Kappa opioid receptor (KOR) is one of the three opioid receptors (, ? and ?). The receptor belongs to the rhodopsin sub- family of the G protein-coupled receptors. Activation of the KOR in vivo produces many effects, including analgesia, antipruritic effects, water diuresis, dysphoria / aversion, sedation, motor incoordination and hypothermia. KOR agonists are potentially useful as analgesics, antipruritic agents and water diuretics, whereas KOR antagonists may be useful for treatment of depression, anxiety and drug addiction. The claustrum has the highest level of KOR in the central nervous system, yet its roles in KOR-mediated behaviors have not been elucidated. The claustrum is a long thin band-like grey matter extending in the rostral-caudal direction in the ventrolateral forebrain of all therian mammals. The claustrum has extensive reciprocal connections with the cortex and, to lesser extents, with other brain regions, including the nucleus accumbens, thalamus and striatum. The function of the claustrum remains unknown despite of extensive neuroanatomical studies. We have generated a knockin mouse line expressing a fusion protein of KOR conjugated with the fluorescent protein tdTomato (KtdT). The homozygous KtdT/KtdT mice displayed similar KOR agonist-induced anti-scratching behavior and sedation as the wildtype mice. In brain sections, immunohistochemistry (IHC) using specific antibodies against the red fluorescent protein (RFP), which recognizes tdT, revealed that KtdT immunoreactivity had similar distribution as autoradiography of [3H]U69,593 binding to the KOR in wildtype mice. The KtdT/KtdT knockin mice allows visualization of the KOR at a much higher resolution than that afforded by autoradiography.

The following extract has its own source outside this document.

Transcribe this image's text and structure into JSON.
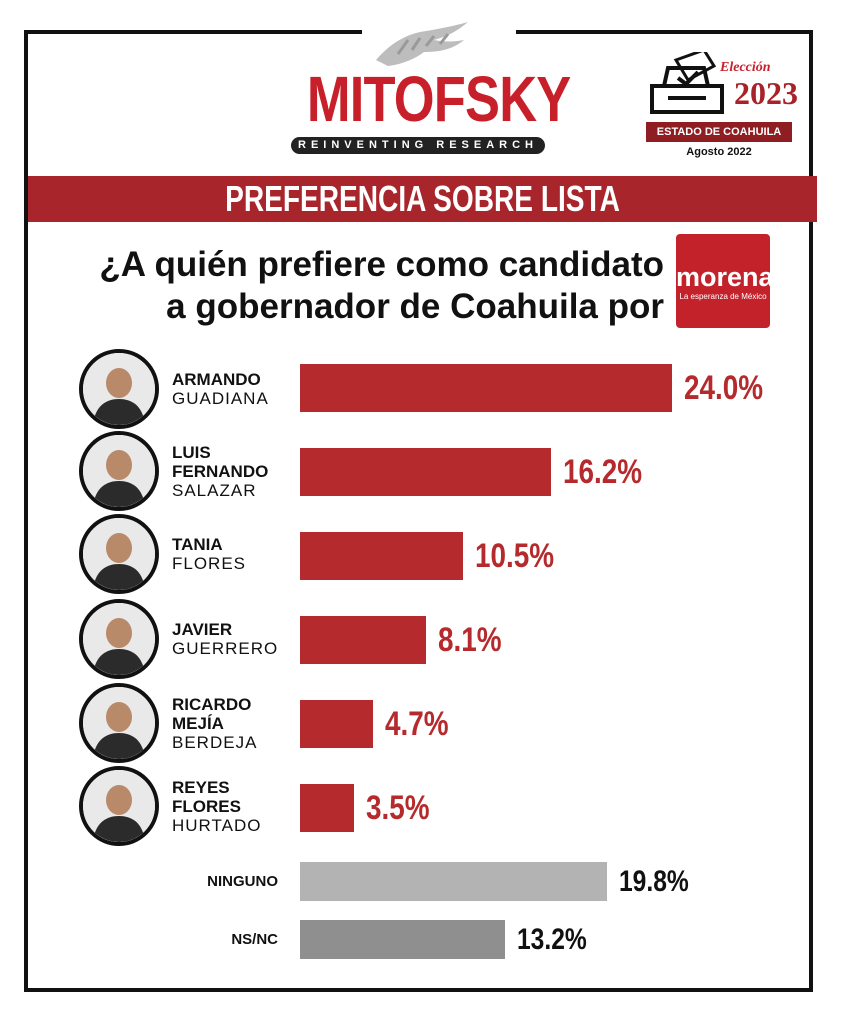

The specific aims of the proposed study are as follows.
For Specific Aim 1, we will examine the presence of some nonpeptide neurotransmitters and their relationship to the KOR in the claustrum. Availability of KtdT/KtdT mice makes it possible to address this question by double IHC using specific antibodies against markers of the neurotransmitters and antibodies against the RFP for KtdT. Double in situ hybridization (ISH) will be used to examine colocalization of mRNAs of KOR and neurotramitter markers in cell bodies. Neurotransmitters to be examined include glutamate, GABA, serotonin, and catecholamines, which have been demonstrated in the claustrum.
For Specific Aim 2, we will generate and characterize knockin mouse lines with conditional deletion of the KOR in the claustrum. Expression of Gnb4 is highly restricted to the claustrum. The mouse line will be generated by cross-breeding a floxed KOR line with Gnb4-IRES2-Cre-D knockin mice. The resulting Gnb4KOR-/- mice will be confirmed by elimination or a great reduction of KOR in the claustrum and examined for KOR decreases in any other brain regions, which will yield information on projection from the claustrum. Gnb4KOR-/- mice will be compared with the control mice to determine the role of KOR in the claustrum in KOR-mediated behavioral responses, including analgesic, anti-scratching and sedative effects, motor incoordination and conditioned place aversion. The proposed studies will be the first to elucidate the roles of claustrum KOR in KOR-mediated behaviors and greatly enhance our understanding of in vivo KOR neurobiology. In addition, the results will shed light on functions of the claustrum, which have been one of the most enigmatic regions in the brain.
The claustrum has the highest level of the kappa opioid receptor (KOR) in the brain and has extensive reciprocal connections with the cortex and, to lesser extents, subcortical structures; however, the functions of the KOR in the claustrum are not known. We propose to investigate functions of the KOR in the claustrum by examining its relationship with neurotransmitters present in the claustrum and by elucidating the effects of conditional KOR deletion in the claustrum on KOR-mediated behaviors, including analgesia, anti-itch, aversion, sedation and motor incoordination. The proposed study will shed light on the roles of KOR in the claustrum in behavioral effects produced by KOR agonists and greatly enhance our understanding of neurobiology and pharmacology of the KOR.